Time spent on AIMSWEB amounted to about 20 minutes, 3 sets of 3 minute tests, not including time to pass out and collect papers as well as time to lecture students on the importance of taking the test seriously. After the 1st mini test, I was forced to address the issue of seriousness since a couple of boys had repeated the words “sausage” and “deez nutz” during the first test, cracking up the class. I probably ought to have sent those boys to the Dean, but I did not think that would result in optimal testing conditions. My class would have been badly upset if I wrote up referrals for those double entendres and we still had two mini tests to go. So I simply addressed them all, re-explained the importance of this latest test, and sobered the group up before they tried AIMSWEB again. We seem to have reached test burnout before we started this test, but I have been giving them so many required tests and required test preps lately that I’m not sure they believe they have ever had a break.

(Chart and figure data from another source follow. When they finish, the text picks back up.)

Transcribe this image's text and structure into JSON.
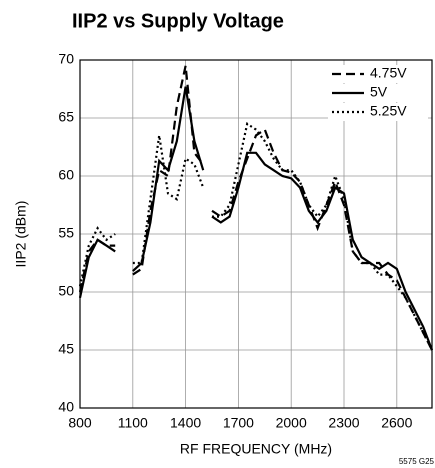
{
  "chart_data": {
    "type": "line",
    "title": "IIP2 vs Supply Voltage",
    "xlabel": "RF FREQUENCY (MHz)",
    "ylabel": "IIP2 (dBm)",
    "note": "5575 G25",
    "x": [
      800,
      850,
      900,
      950,
      1000,
      1050,
      1100,
      1150,
      1200,
      1250,
      1300,
      1350,
      1400,
      1450,
      1500,
      1525,
      1550,
      1600,
      1650,
      1700,
      1750,
      1800,
      1850,
      1900,
      1950,
      2000,
      2050,
      2100,
      2150,
      2200,
      2250,
      2300,
      2350,
      2400,
      2450,
      2500,
      2550,
      2600,
      2650,
      2700,
      2750,
      2800
    ],
    "series": [
      {
        "name": "4.75V",
        "color": "#000000",
        "dash": "9,5",
        "values": [
          50,
          53.5,
          54.5,
          54,
          54,
          null,
          51.5,
          52,
          57,
          60.5,
          60,
          66,
          69.5,
          62,
          61,
          null,
          57,
          56.5,
          57,
          59.5,
          61.5,
          63.5,
          64,
          62,
          60.5,
          60.3,
          59.5,
          57.5,
          55.5,
          57.5,
          59.5,
          57.5,
          53.5,
          52.5,
          52.5,
          52.5,
          51.5,
          51,
          49.5,
          48,
          46.5,
          45
        ]
      },
      {
        "name": "5V",
        "color": "#000000",
        "dash": "none",
        "values": [
          49.5,
          53,
          54.5,
          54,
          53.5,
          null,
          51.8,
          52.5,
          56,
          61.3,
          60.5,
          63,
          67.7,
          63,
          60.5,
          null,
          56.5,
          56,
          56.5,
          59,
          62,
          62,
          61,
          60.5,
          60,
          59.8,
          59,
          57,
          56,
          57,
          59,
          58.5,
          54.5,
          53,
          52.5,
          52,
          52.5,
          52,
          50,
          48.5,
          47,
          45
        ]
      },
      {
        "name": "5.25V",
        "color": "#000000",
        "dash": "2,3",
        "values": [
          50.5,
          54,
          55.5,
          54.5,
          55,
          null,
          52.5,
          52.5,
          58,
          63.5,
          58.5,
          58,
          61.5,
          61,
          59,
          null,
          56.5,
          56.5,
          57.5,
          61,
          64.5,
          64,
          63,
          61.5,
          60.5,
          60.5,
          59.5,
          57.5,
          56.5,
          57.5,
          60,
          58,
          53.5,
          52.5,
          52.5,
          51.5,
          51.5,
          50.5,
          49.5,
          48,
          46.5,
          45
        ]
      }
    ],
    "xlim": [
      800,
      2800
    ],
    "ylim": [
      40,
      70
    ],
    "xticks": [
      800,
      1100,
      1400,
      1700,
      2000,
      2300,
      2600
    ],
    "yticks": [
      40,
      45,
      50,
      55,
      60,
      65,
      70
    ],
    "grid": true,
    "legend": "upper right"
  }
}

Still, total time lost to this standardized test was specifically only 20 minutes. We then spent the rest of tutoring doing math that might help prepare for the next AIMSWEB test on Thursday, another 20 minutes. An unquantifiable, but hardly irrelevant, addition to the testing mania came when emissaries from the Dean came to fetch students for more AIMSWEB testing. Five of my students left during class to be tested. One requested student was absent. Of the five who left, four missed lecture on unfamiliar material. One went late enough so that he had heard about the 1st and 3rd interquartile range, but he missed the start of the reinforcement activity. Students were gone for times ranging from 8 minutes to 15 minutes. Conservatively, that’s 40 minutes of missed classtime for students in my classees, taken at odd and awkward intervals. These pull-outs were occurring all over the school.
Why the pull-outs? Due to the craziness from the last two administrations of this test, someone on top came up with a bit of help; instead of teachers doing all the testing and grading, paraprofessionals, coaches and Deans are doing the fluency portion of the test. I am not sure who will grade these sections. My parapro is not expecting to grade anything, so I may be stuck with the grading. In the meantime, students keep arriving at my door, interrupting my class to take yet another member of my class out for AIMSWEB testing.

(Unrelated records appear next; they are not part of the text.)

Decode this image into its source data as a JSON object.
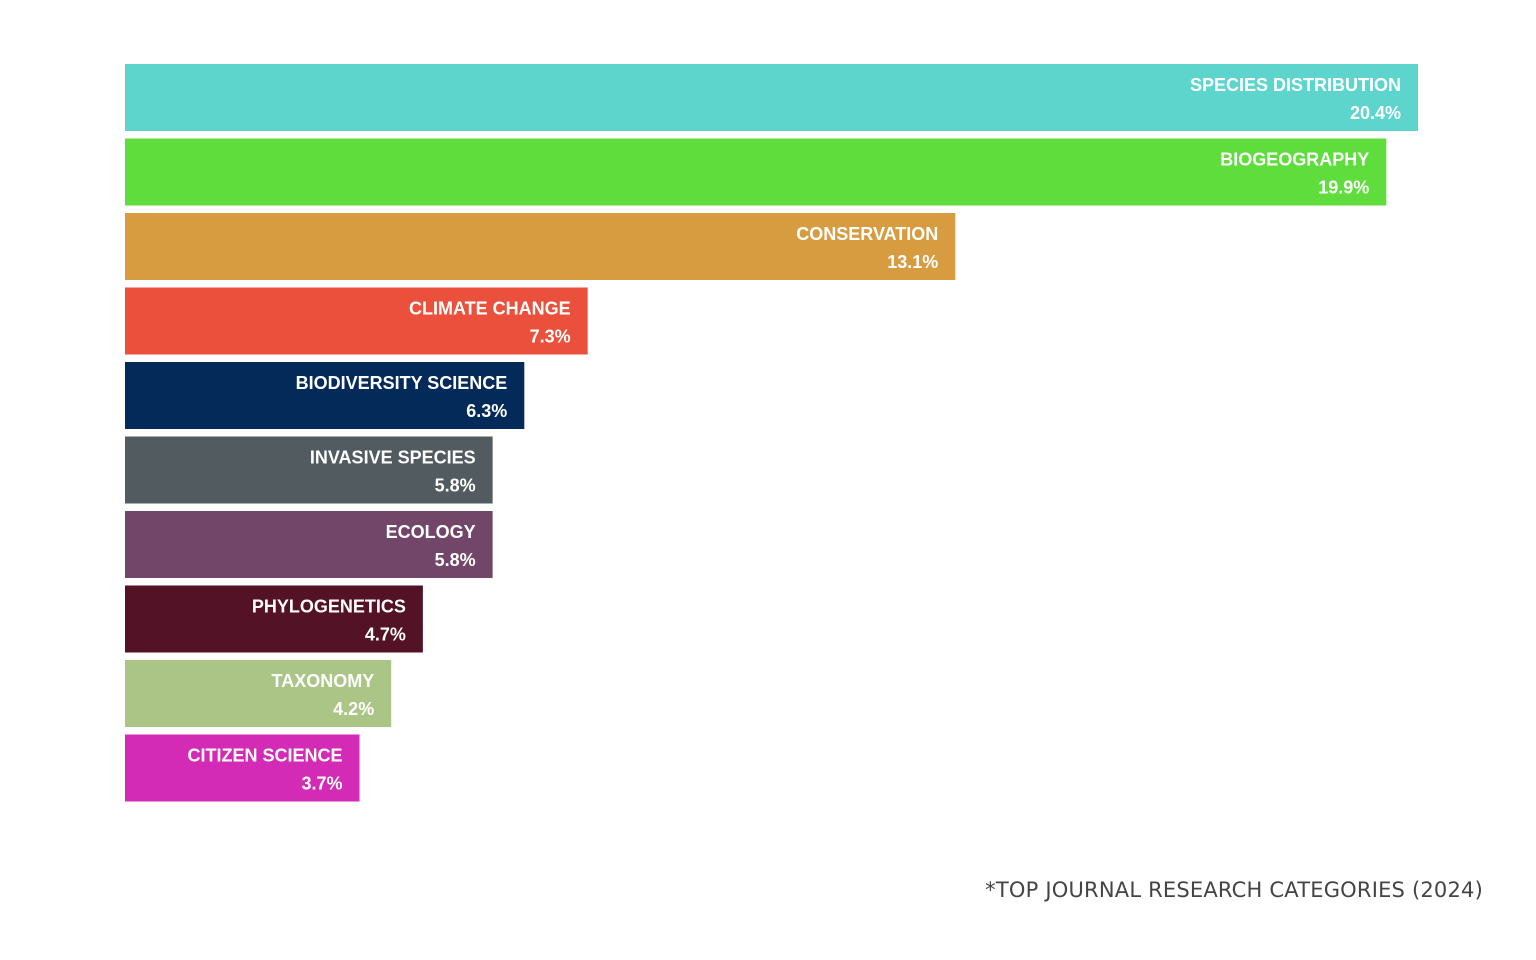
{
  "chart_data": {
    "type": "bar",
    "orientation": "horizontal",
    "categories": [
      "SPECIES DISTRIBUTION",
      "BIOGEOGRAPHY",
      "CONSERVATION",
      "CLIMATE CHANGE",
      "BIODIVERSITY SCIENCE",
      "INVASIVE SPECIES",
      "ECOLOGY",
      "PHYLOGENETICS",
      "TAXONOMY",
      "CITIZEN SCIENCE"
    ],
    "values": [
      20.4,
      19.9,
      13.1,
      7.3,
      6.3,
      5.8,
      5.8,
      4.7,
      4.2,
      3.7
    ],
    "value_labels": [
      "20.4%",
      "19.9%",
      "13.1%",
      "7.3%",
      "6.3%",
      "5.8%",
      "5.8%",
      "4.7%",
      "4.2%",
      "3.7%"
    ],
    "colors": [
      "#5dd5cc",
      "#5edd3d",
      "#d89c40",
      "#ea503b",
      "#042a5a",
      "#525b5f",
      "#724669",
      "#541226",
      "#abc586",
      "#d42bb7"
    ],
    "title": "",
    "xlabel": "",
    "ylabel": "",
    "grid": false,
    "legend": "none",
    "labels_inside_bars": true
  },
  "footnote": "*TOP JOURNAL RESEARCH CATEGORIES (2024)"
}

I only spent 5 minutes working with a colleague to get ready for MAP testing. She could not get on the computer at first so we shelved the MAP effort. The servers lack bandwidth or something, a coach explained, and sixth grade is already MAP testing, rendering the internet dicey at times, and keeping all other students off the internet.
Eduhonesty: Time lost to standardized tests –NOT INCLUDING STUDENTS REMOVED FROM MY CLASS TO TEST ELSEWHERE — amounted to 45 minutes.
Time for tests would run much longer if I completed the grading of my “SLO” (student learning outcome) tests but I am not even starting the SLOs. I’ll describe SLO’s tomorrow if I can. Since I’ve resigned/retired, I’m skipping my SLO homework. I’ll just ask colleagues to estimate how long their own SLO tests took. I am counting these with standardized tests because they are not used for student grades. They are used to assess teacher effectiveness.
I may not get to the SLO blog post tomorrow, though. I am supposed to hunker down in Dennys to grade AIMSWEB tests after school with the guy across the hall. Grading general tests that don’t count for student grades can be pretty aggravating. I’d rather not grade these sheets alone.